Interessante é o fato de que ao mesmo
tempo que a linguagem pode ser esclarecedora (como quando você descobre uma
palavra que sintetiza um sentimento inteiro que você não conseguia explicar;
"nossa!, é isso mesmo!") ela pode ser tão absurdamente limitante (porque
esse mesmo sentimento pode ter várias facetas e explicações, mas assim que você
o define, ele fica preso aos ditames e à semântica da palavra em questão).
Pode-se, nesse contexto de abrangência e imprecisão, inserir as palavras
polissêmicas, que simultaneamente abrangem muitos sentidos (expressam muitas
ideias) e exatamente por isso amarram todos esses sentidos a uma coisa só.
Estranho isso, não?, o fato de algo versátil ser aprisionador. A palavra
angústia, na minha opinião, exemplifica muito bem isso. Existem muitas
"classes" de angústia, assim como muitas causas, mas a palavra é tão
vaga que tudo passa a ser "angústia" e, por se definir como tal, o
sentimento em si torna-se vago, impreciso.
E se tem uma coisa que eu odeio é
imprecisão e indefinição.
Então surge a pergunta que vem me
martelando desde que li 1984 simultaneamente a Wittgenstein ("Os limites de minha linguagem significam os limites de
meu mundo"): é possível
verbalizar o pensamento? Todo e qualquer pensamento?
A primeira resposta que me veio à
cabeça foi "sim, pois a linguagem é criação da racionalidade, logo do
pensamento, logo, deve nela haver um correspondente a tudo que é fruto do
pensamento".
Mas nosso próprio pensamento,
raciocínio é estruturado por palavras. Então, no caso, seria impossível pensar
algo que não é (ou não foi ainda) exprimido pela linguagem. Seria o pensamento
realmente limitado por palavras, por serem concretas, definidas, como uma fõrma
de bolo?
Ao mesmo tempo, o pensamento é
ilimitado. É totalmente possível se pensar em fenômenos que vão além do que se
vive no aqui, no agora, no espaço. Na verdade, questionar-se sobre fenômenos de
quaisquer natureza é o que nos caracteriza, não? Isso inclui morte,
sentimentos, princípios - tudo o que não é concreto e que não precisa ser
necessariamente vivenciado para que seja alcançado pelo pensamento criativo,
indagativo e imaginativo do ser humano. Quero dizer, é claro que não se precisa
vivenciar a morte para se pensar sobre ela, certo?

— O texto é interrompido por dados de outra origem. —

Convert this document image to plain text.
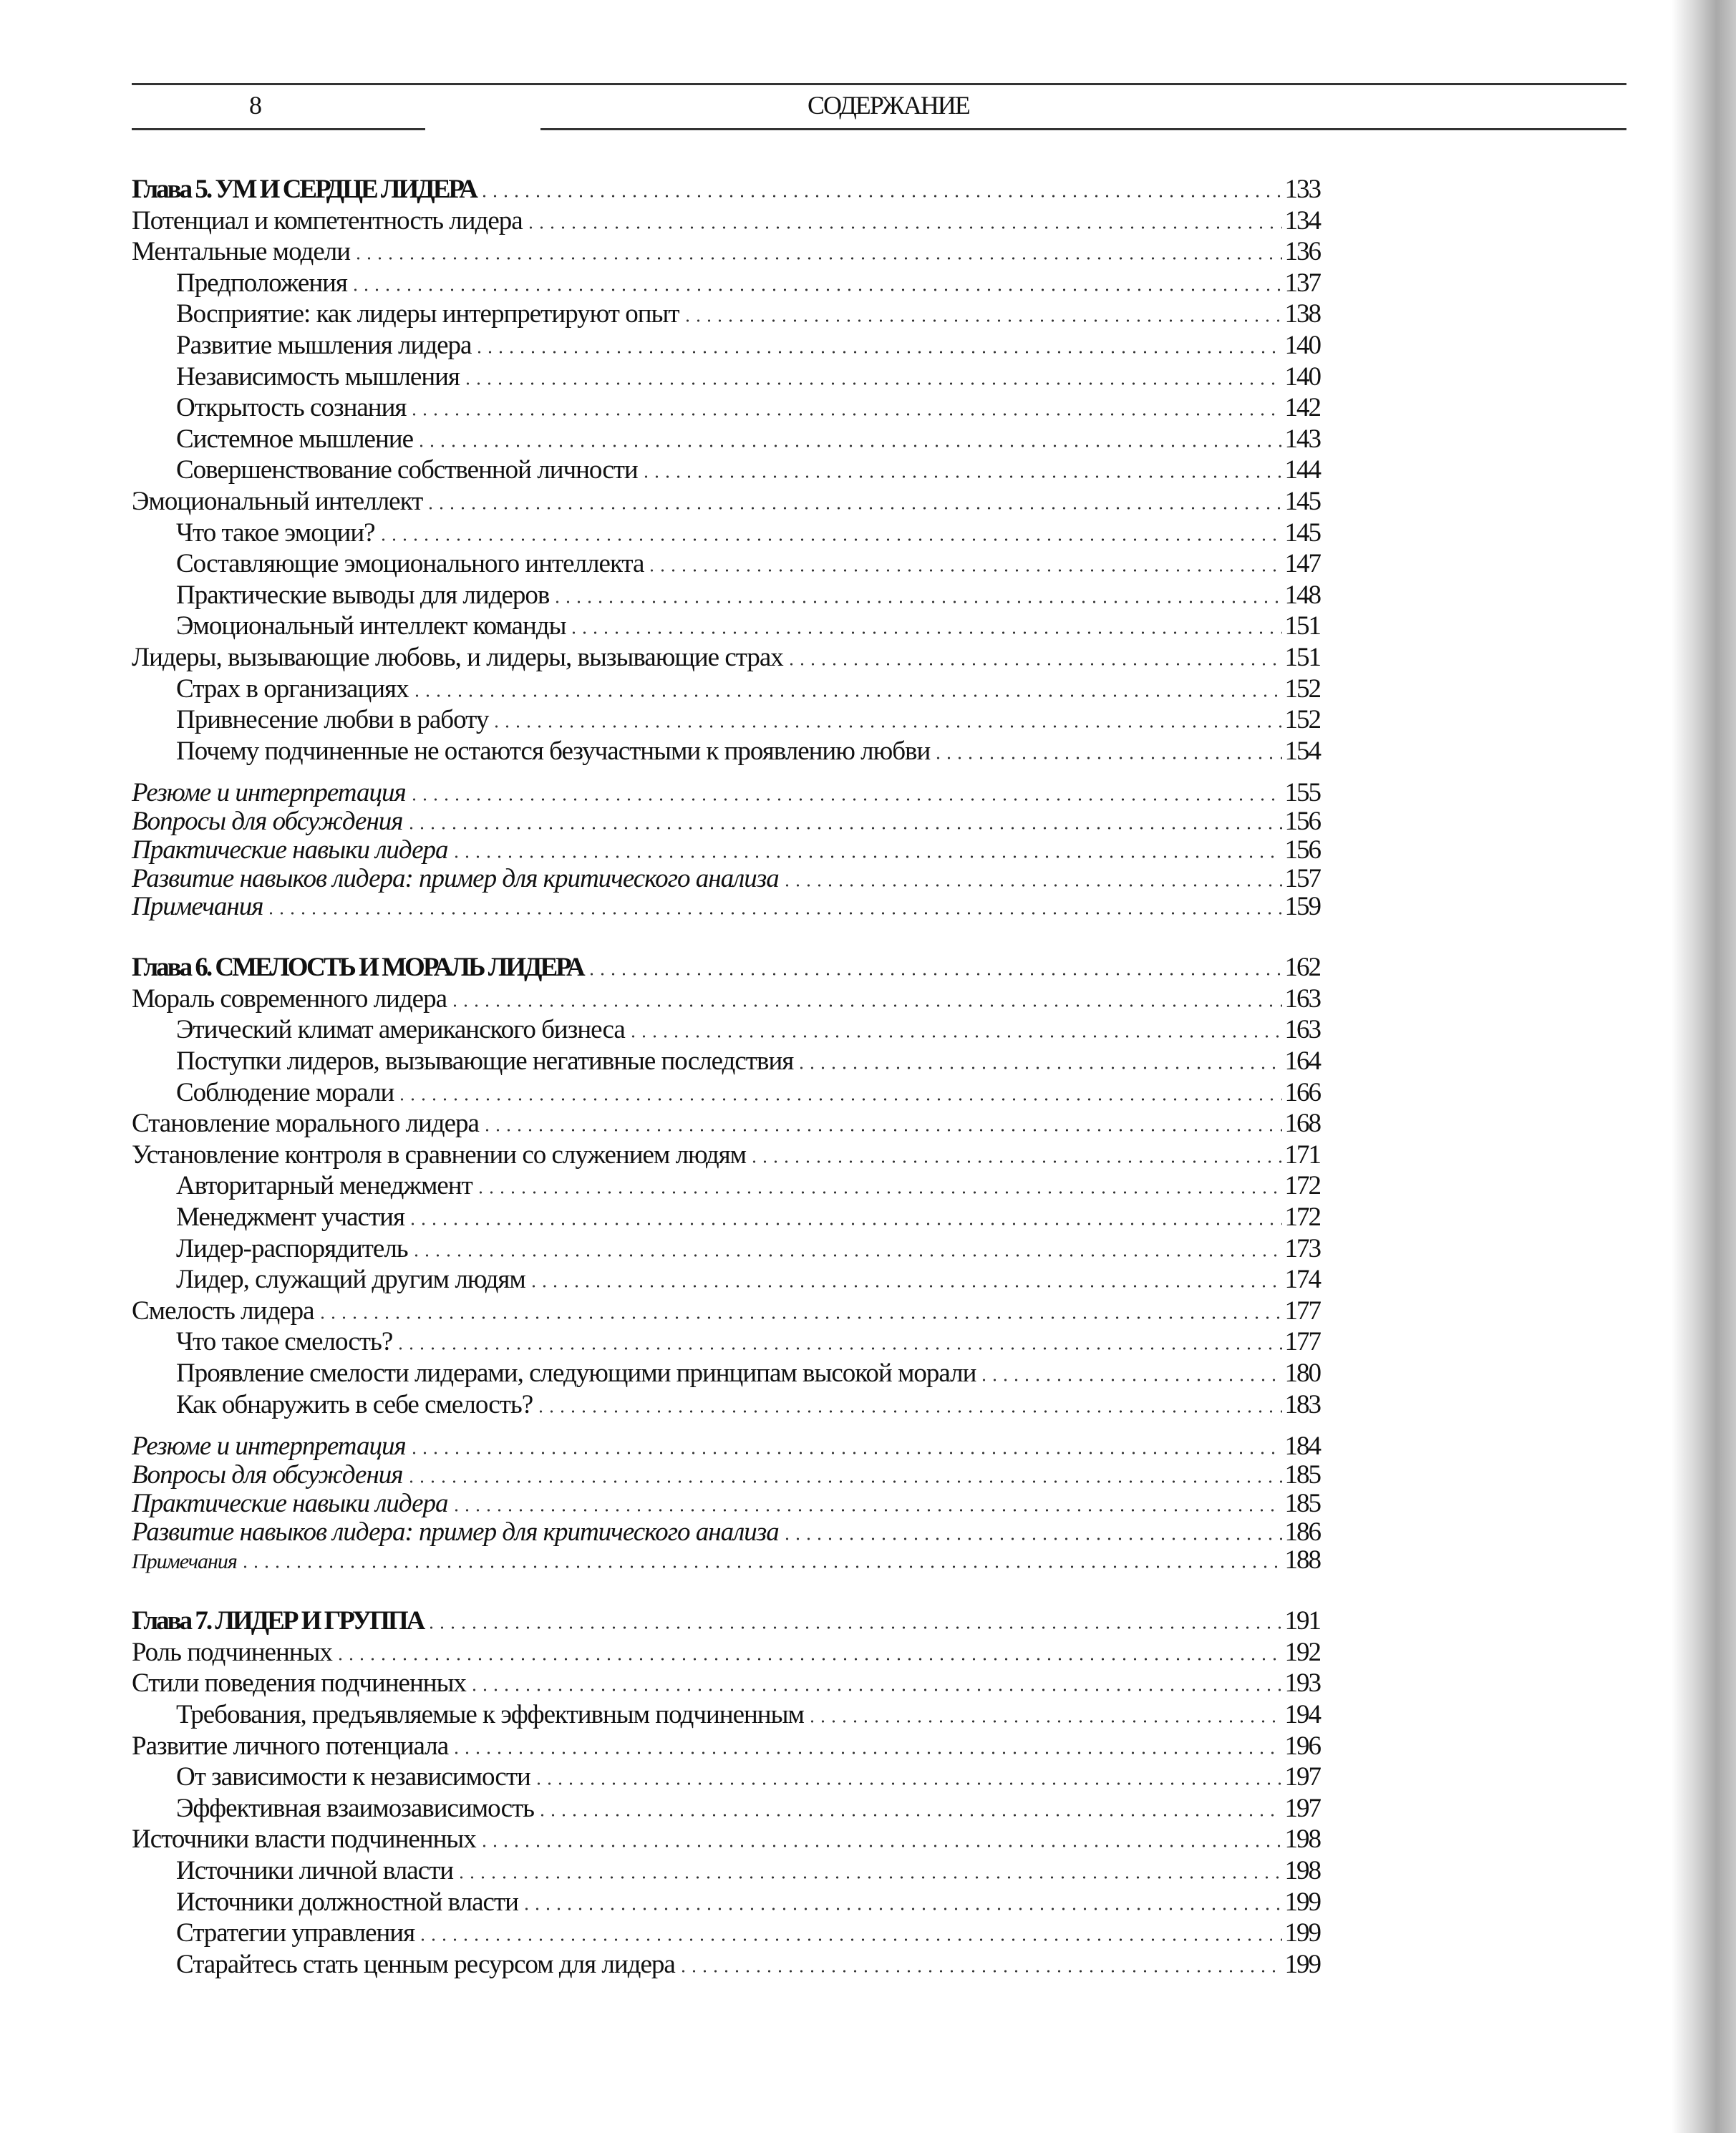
8	СОДЕРЖАНИЕ
Глава 5. УМ И СЕРДЦЕ ЛИДЕРА	133
Потенциал и компетентность лидера	134
Ментальные модели	136
Предположения	137
Восприятие: как лидеры интерпретируют опыт	138
Развитие мышления лидера	140
Независимость мышления	140
Открытость сознания	142
Системное мышление	143
Совершенствование собственной личности	144
Эмоциональный интеллект	145
Что такое эмоции?	145
Составляющие эмоционального интеллекта	147
Практические выводы для лидеров	148
Эмоциональный интеллект команды	151
Лидеры, вызывающие любовь, и лидеры, вызывающие страх	151
Страх в организациях	152
Привнесение любви в работу	152
Почему подчиненные не остаются безучастными к проявлению любви	154
Резюме и интерпретация	155
Вопросы для обсуждения	156
Практические навыки лидера	156
Развитие навыков лидера: пример для критического анализа	157
Примечания	159
Глава 6. СМЕЛОСТЬ И МОРАЛЬ ЛИДЕРА	162
Мораль современного лидера	163
Этический климат американского бизнеса	163
Поступки лидеров, вызывающие негативные последствия	164
Соблюдение морали	166
Становление морального лидера	168
Установление контроля в сравнении со служением людям	171
Авторитарный менеджмент	172
Менеджмент участия	172
Лидер-распорядитель	173
Лидер, служащий другим людям	174
Смелость лидера	177
Что такое смелость?	177
Проявление смелости лидерами, следующими принципам высокой морали	180
Как обнаружить в себе смелость?	183
Резюме и интерпретация	184
Вопросы для обсуждения	185
Практические навыки лидера	185
Развитие навыков лидера: пример для критического анализа	186
Примечания	188
Глава 7. ЛИДЕР И ГРУППА	191
Роль подчиненных	192
Стили поведения подчиненных	193
Требования, предъявляемые к эффективным подчиненным	194
Развитие личного потенциала	196
От зависимости к независимости	197
Эффективная взаимозависимость	197
Источники власти подчиненных	198
Источники личной власти	198
Источники должностной власти	199
Стратегии управления	199
Старайтесь стать ценным ресурсом для лидера	199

Mas isso não realmente importa, pra
mim. Se a linguagem exprime ou não o que eu quero dizer não faz tanta
diferença. Faz diferença na medida em que isso afeta as relações
intersubjetivas. E elas são imensamente afetadas. A linguagem, ao mesmo tempo
que ponte, é um grande muro que separa o meu mundo do mundo do outro. Ou mesmo
uma miragem, uma simples ilusão, ao passo que pode parecer haver uma comunhão
de significado, mas, devido ao caráter polissêmico das palavras (ou ao fato de
que a carga semântica de cada palavra, porque é fruto das experiências de cada
pessoa com a própria palavra e seu uso, varia de pessoa para pessoa), eu
transmito a, a pessoa ouve b e o que eu
realmente queria dizer é c. Então o que garante que somos
compreendidos? Partindo disso, o que garante a legitimidade das relações, de
quaisquer tipos?
Não sei. Se questionarmos demais,
cairemos num vazio de sentido absoluto.
O que importa é que, mesmo com todas as
barreiras, é de nossa natureza tentar ultrapassá-las e construir pontes entre
nossos mundos individuais. O que importa é que, com algum esforço, é possível
olhar para o outro e dizer "eu entendo o que você quer dizer" - mesmo
que não entenda; o que vale é a intenção.
(Pra não estragar o tom do texto, não
vou entrar no fato de que o ser humano pode ser muito beócio também quando
quer, ao se empenhar em não entender o outro, seu ponto de
vista, sua história, seus motivos. O que é, de fato, muito mais frequente do
que a tentativa de compreensão, mas eu tenho tentado ver as coisas não de um
ponto de vista diferente, mas com ênfase diferente.